CheckList (Ribeiro et al. 2020): test NLP models with minimum functionality tests (MFT), invariance tests (INV), and directional expectation tests (DIR).

MFT: the model should output “positive” for “This movie was great.”
INV: adding “This review was written in Paris.” should not change a sentiment prediction.
DIR: replacing “good” with “bad” should flip the sentiment.

Behavioral tests catch specific failure modes not visible in aggregate metrics.

Human Evaluation

For generative models, automated metrics (BLEU, ROUGE, FID) often correlate poorly with human judgment.

Side-by-side comparison: show annotators two responses; ask which is better. Compute win rate.

Likert scales: annotators rate responses on a 5-point scale (quality, fluency, factuality).

Chatbot Arena: crowdsourced pairwise comparisons; compute ELO ratings. Community-based evaluation for LLMs.

Evaluation in Production

Holdout-based A/B testing: randomly assign users to control (old model) and treatment (new model) groups; measure business metrics (click-through rate, conversion, session length).
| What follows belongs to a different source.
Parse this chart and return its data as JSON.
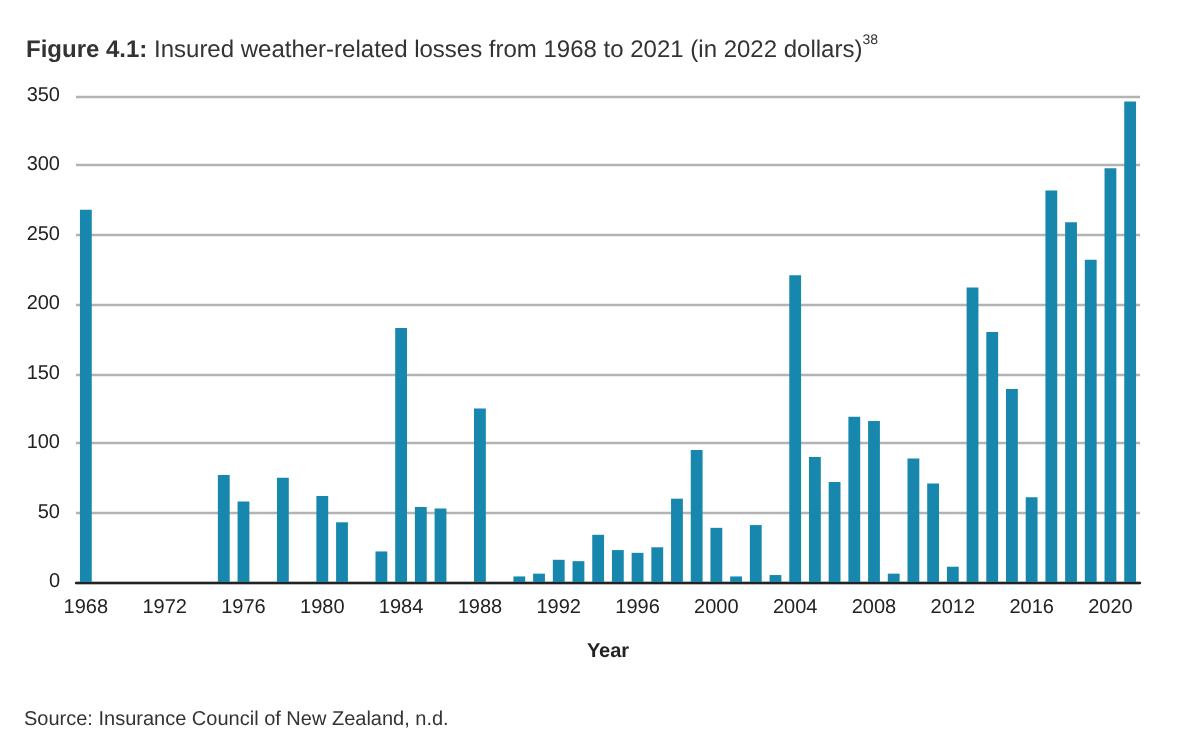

Minimum detectable effect (MDE): the smallest improvement the A/B test is powered to detect. Requires sample size calculation before launching the test.

$$ n \approx \frac{2(z_{\alpha/2} + z_\beta)^2 \sigma^2}{\delta^2} $$

Multi-armed bandit: dynamically reallocate traffic to the better-performing variant as evidence accumulates. More efficient than fixed A/B tests; faster convergence.

Evaluation debt: models in production that have never been carefully evaluated on relevant slices, edge cases, or fairness criteria. Accumulates when teams ship without rigorous evaluation.